Each criterion score is available as a sub-result in details:

✘ prompt (score: 0.42)
✔ task_completion (5/5): Agent attempted all requested tasks
✘ correctness (1/5): Generated code has syntax errors and wrong imports
✘ quality (2/5): Output is disorganized with no explanation

LLM calls can fail due to rate limits or transient errors. The prompt grader retries with exponential backoff:

  • Up to 2 retries (3 total attempts)
  • Exponential backoff with jitter (5s → 10s → 20s + random 0–1s)
  • 10 minute total budget — won’t retry past this limit
  • If all retries fail, the grader returns a failed result (score 0) with the error in evidence, rather than crashing the eval

Every trial graded by a prompt grader makes at least one LLM API call. With multi-trial:

Cost ≈ (num_stimuli × runs × prompt_graders_per_stimulus) × per-call cost

For example, 5 stimuli × 5 runs × 1 prompt grader = 25 LLM judge calls per eval.

Use --judge-model to control costs: a smaller model for iteration, a larger model for final evaluation.

The prompt grader also powers head-to-head comparison: instead of scoring one trajectory, it judges a baseline against a treatment for the same stimulus and rubric, and reports which is better and by how much.
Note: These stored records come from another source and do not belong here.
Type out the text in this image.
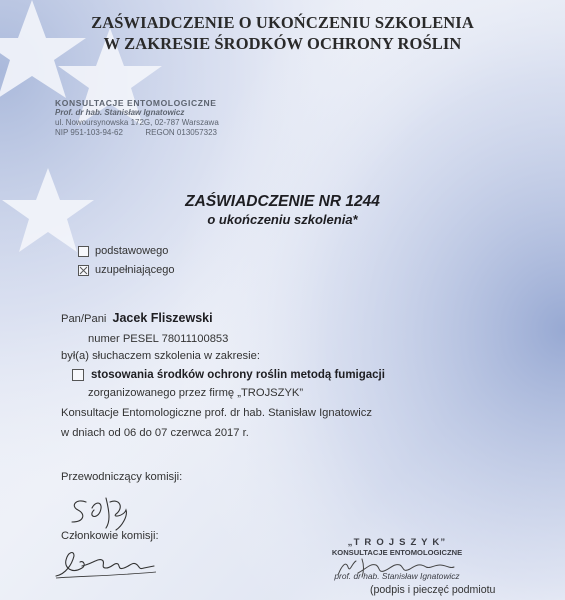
ZAŚWIADCZENIE O UKOŃCZENIU SZKOLENIA
W ZAKRESIE ŚRODKÓW OCHRONY ROŚLIN
KONSULTACJE ENTOMOLOGICZNE
Prof. dr hab. Stanisław Ignatowicz
ul. Nowoursynowska 172G, 02-787 Warszawa
NIP 951-103-94-62	REGON 013057323
ZAŚWIADCZENIE NR 1244
o ukończeniu szkolenia*
podstawowego
uzupełniającego
Pan/Pani Jacek Fliszewski
numer PESEL 78011100853
był(a) słuchaczem szkolenia w zakresie:
stosowania środków ochrony roślin metodą fumigacji
zorganizowanego przez firmę „TROJSZYK”
Konsultacje Entomologiczne prof. dr hab. Stanisław Ignatowicz
w dniach od 06 do 07 czerwca 2017 r.
Przewodniczący komisji:
Członkowie komisji:
„T R O J S Z Y K”
KONSULTACJE ENTOMOLOGICZNE
prof. dr hab. Stanisław Ignatowicz
(podpis i pieczęć podmiotu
Run it with vally compare — any stimulus with a rubric can be compared.

  1. A baseline trajectory and a treatment trajectory for the same stimulus are loaded (from an experiment’s variants, or two independent runs).
  2. The judge compares them against the rubric and submits a verdict via a submit_comparison_grade tool call.
  3. To remove order bias, the comparison runs twice with the two responses swapped (position-swap debiasing). If the directions disagree on the winner, the result is a tie; if they agree on the winner but not the magnitude, the weaker magnitude wins.

The verdict is signed and treatment-relative, in [-1, 1]:

Verdict Score Meaning
much better +1.0 treatment is clearly better
slightly better +0.4 treatment is somewhat better
equal / tie 0 no meaningful difference
slightly worse -0.4 baseline is somewhat better
much worse -1.0 baseline is clearly better

See the compare CLI reference for usage, statistics, and examples.